E, talvez, Claire Williams tenha ficado desolada com a saída de Massa pelo mesmo motivo: não, ele não derrota o Bottas na pista, mas é possível que, com sua experiência, ajude a equipe a se desenvolver.
E isso é louvável, principalmente quando se observa o histórico de Massa. Ele correu pela Sauber e foi demitido. Comenta-se que, entre os motivos, estava o fato de ele mal falar inglês, o que dificultava a comunicação com os engenheiros.
Pois Massa, com força de vontade, tornou-se fluente não apenas em inglês, mas também em italiano. Voltou à Sauber, brilhou, foi para a Ferrari, disputou título. Deu a volta por cima. Sempre deu.
Claro que Massa tem seus defeitos. Jamais ele deveria ter deixado Fernando Alonso ultrapassá-lo naquele Grande Prêmio da Alemanha de 2010. Uma coisa é ajudar o companheiro quando um título está em jogo. Ali, não estava. Ainda. Além disso, nos últimos tempos ele passou a choramingar demais, sempre culpar os fatores externos por seus maus resultados. Uma atitude meio Barrichello de ser e algo que não condiz com suas posturas anteriores.
Mas isso não anula o conjunto de sua obra. Massa é íntegro, fiel, carismático e foi o melhor piloto que o Brasil já teve desde Ayrton Senna. Arrojado em seus melhores anos. Arrojado e implacável. Desses caras que dá prazer de ver correndo. E sem ser irresponsável, como o Max Verstappen, a nova sensação da Fórmula 1.
E, principalmente, amado pelo torcedor brasileiro. Quem o detrata é, geralmente, essa gente que nunca nem foi ver uma corrida “in loco” autódromo. Em Interlagos, o carinho que a torcida demonstra por ele é tanto que parece que o cara é um multicampeão.

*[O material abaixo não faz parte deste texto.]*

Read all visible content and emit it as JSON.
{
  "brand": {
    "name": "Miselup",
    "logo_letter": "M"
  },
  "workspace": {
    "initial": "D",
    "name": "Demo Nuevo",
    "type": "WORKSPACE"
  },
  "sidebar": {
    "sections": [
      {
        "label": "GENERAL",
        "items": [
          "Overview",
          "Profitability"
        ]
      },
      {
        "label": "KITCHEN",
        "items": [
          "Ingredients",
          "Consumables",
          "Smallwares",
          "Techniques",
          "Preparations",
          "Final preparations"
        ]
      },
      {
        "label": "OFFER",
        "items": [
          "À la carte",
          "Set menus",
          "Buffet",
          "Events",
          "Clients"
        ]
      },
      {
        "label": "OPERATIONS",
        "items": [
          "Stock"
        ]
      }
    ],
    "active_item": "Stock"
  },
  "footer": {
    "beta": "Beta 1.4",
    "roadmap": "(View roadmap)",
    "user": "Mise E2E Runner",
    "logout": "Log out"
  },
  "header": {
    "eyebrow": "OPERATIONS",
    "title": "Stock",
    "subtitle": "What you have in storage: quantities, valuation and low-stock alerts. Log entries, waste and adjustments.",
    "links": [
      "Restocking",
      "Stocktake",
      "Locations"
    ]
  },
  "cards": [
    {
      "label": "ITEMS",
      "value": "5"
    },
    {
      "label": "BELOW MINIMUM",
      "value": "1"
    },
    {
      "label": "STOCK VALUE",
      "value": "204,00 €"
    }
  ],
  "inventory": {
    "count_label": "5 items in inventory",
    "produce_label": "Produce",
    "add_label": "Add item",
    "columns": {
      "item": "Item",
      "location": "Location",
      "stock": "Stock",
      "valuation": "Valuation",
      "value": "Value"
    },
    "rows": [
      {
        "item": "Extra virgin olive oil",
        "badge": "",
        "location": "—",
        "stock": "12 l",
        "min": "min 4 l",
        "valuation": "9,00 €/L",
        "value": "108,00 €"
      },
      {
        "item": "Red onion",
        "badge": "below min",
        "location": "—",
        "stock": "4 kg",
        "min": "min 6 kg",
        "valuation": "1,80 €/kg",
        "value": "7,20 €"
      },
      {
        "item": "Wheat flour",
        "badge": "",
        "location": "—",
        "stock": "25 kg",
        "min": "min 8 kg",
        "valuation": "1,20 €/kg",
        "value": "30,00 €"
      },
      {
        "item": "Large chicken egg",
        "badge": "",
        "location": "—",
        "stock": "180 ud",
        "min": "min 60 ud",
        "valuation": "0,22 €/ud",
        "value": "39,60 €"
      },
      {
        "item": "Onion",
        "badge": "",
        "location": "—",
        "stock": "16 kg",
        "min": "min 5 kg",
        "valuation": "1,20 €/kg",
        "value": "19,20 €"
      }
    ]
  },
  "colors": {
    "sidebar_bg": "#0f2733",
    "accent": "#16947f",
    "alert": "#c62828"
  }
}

A Fórmula 1 ficará mais triste sem Massa. Para todos, inclusive para os demais pilotos. Não há um cara do grid que tenha algo contra Felipe. Ele sempre foi um dos mais adorados, se não o mais, do circuito. Desejo a ele toda a sorte do mundo em seus novos passos, seja no DTM, na Fórmula E ou em qualquer outra categoria. E obrigada, Felipe! Você nos representou.